Metabase uses Google Analytics to collect anonymous usage information from the installed servers that enable this feature. Below are the events we have instrumented, as well as the information we collect about the user performing the action and the instance being used.
We also will phone home some anonymized metrics from the metabase application server on a nightly basis. Note that we don't collect any usernames, any emails, the server IP, database details of any kind or any personally identifiable information in this process.
While this list of anonymous information we collect might seem long, it’s useful to compare this to other alternatives. With a typical SaaS platform, not only will this information be collected, but it will also be accompanied by information about your data, how often it is accessed, the specific queries that you use, specific numbers of records all tied to your company and current plan.

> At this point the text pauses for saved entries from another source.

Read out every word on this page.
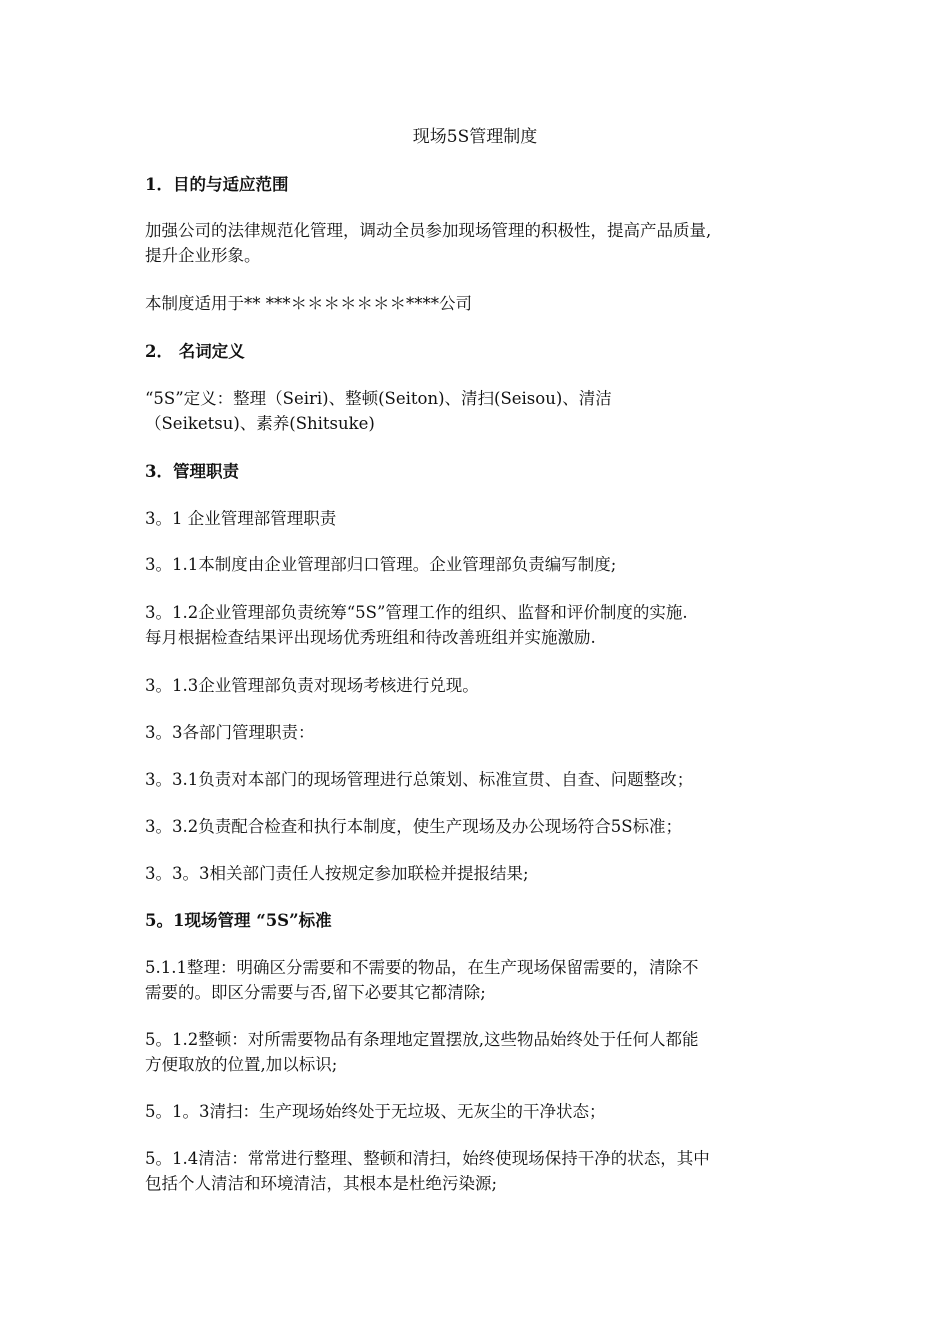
现场5S管理制度
1．目的与适应范围
加强公司的法律规范化管理，调动全员参加现场管理的积极性，提高产品质量,
提升企业形象。
本制度适用于** ***＊＊＊＊＊＊＊****公司
2． 名词定义
“5S”定义：整理（Seiri)、整顿(Seiton)、清扫(Seisou)、清洁
（Seiketsu)、素养(Shitsuke)
3．管理职责
3。1 企业管理部管理职责
3。1.1本制度由企业管理部归口管理。企业管理部负责编写制度;
3。1.2企业管理部负责统筹“5S”管理工作的组织、监督和评价制度的实施.
每月根据检查结果评出现场优秀班组和待改善班组并实施激励.
3。1.3企业管理部负责对现场考核进行兑现。
3。3各部门管理职责：
3。3.1负责对本部门的现场管理进行总策划、标准宣贯、自查、问题整改；
3。3.2负责配合检查和执行本制度，使生产现场及办公现场符合5S标准；
3。3。3相关部门责任人按规定参加联检并提报结果;
5。1现场管理 “5S”标准
5.1.1整理：明确区分需要和不需要的物品，在生产现场保留需要的，清除不
需要的。即区分需要与否,留下必要其它都清除;
5。1.2整顿：对所需要物品有条理地定置摆放,这些物品始终处于任何人都能
方便取放的位置,加以标识;
5。1。3清扫：生产现场始终处于无垃圾、无灰尘的干净状态；
5。1.4清洁：常常进行整理、整顿和清扫，始终使现场保持干净的状态，其中
包括个人清洁和环境清洁，其根本是杜绝污染源;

We collect this information to improve your experience and the quality of Metabase. We use the information you voluntarily share to understand how our users are actually using our product, what kinds of features to prioritize, and how many items to target in our design process. For example, without knowing what the distribution of the number of accounts on each instance in our install base is, we can't know whether the tools we provide can't scale until someone complains. And even then, we only hear complaints and not the people who are quietly happily using us. We're striving to create the best product possible.
In the list below, we spell out exactly why we collect each bit of information.
If you prefer not to provide us with this anonymous usage data, please go to your instance’s admin section and toggle off the option for Anonymous Tracking
.
- Is our query interface working?
- Are users stopping halfway through a question?
- Are users using filters?
- Are users using groupings?
- How often are users using bare rows vs other aggregation options?
- are people clicking on column headings to sort or manually adding a sort clause?
- How often are users writing SQL instead of using the query interface?
- are these queries written by a select group of analysts or is the entire company sql literate?
- Are people using dashboards as a starting point for queries?
- how many clicks are there on dashboard cards?
- How many of these clicks result in modified queries that are executed?
- How often are questions saved?
- How often are saved questions added to dashboards?
- Prioritize improvements in the query interface vs the SQL interface.
- Optimize the product for the usage patterns our users are using the product for
- Stay on top of browser incompatibilities
- Optimize our dashboards for either passive consumption or as a starting point for further exploration depending on how they are being used
While we will closely follow reported issues and feature requests, we aim to make as many of our users happy and provide them with improvements in features that matter to them. Allowing us to collect information about your instance gives your users a vote in future improvements in a direct way.
NOTE: we never capture any specific details in any of our tracking methodology such as user details, table names, field names, etc. collected data is limited to the types of actions users are taking with the product.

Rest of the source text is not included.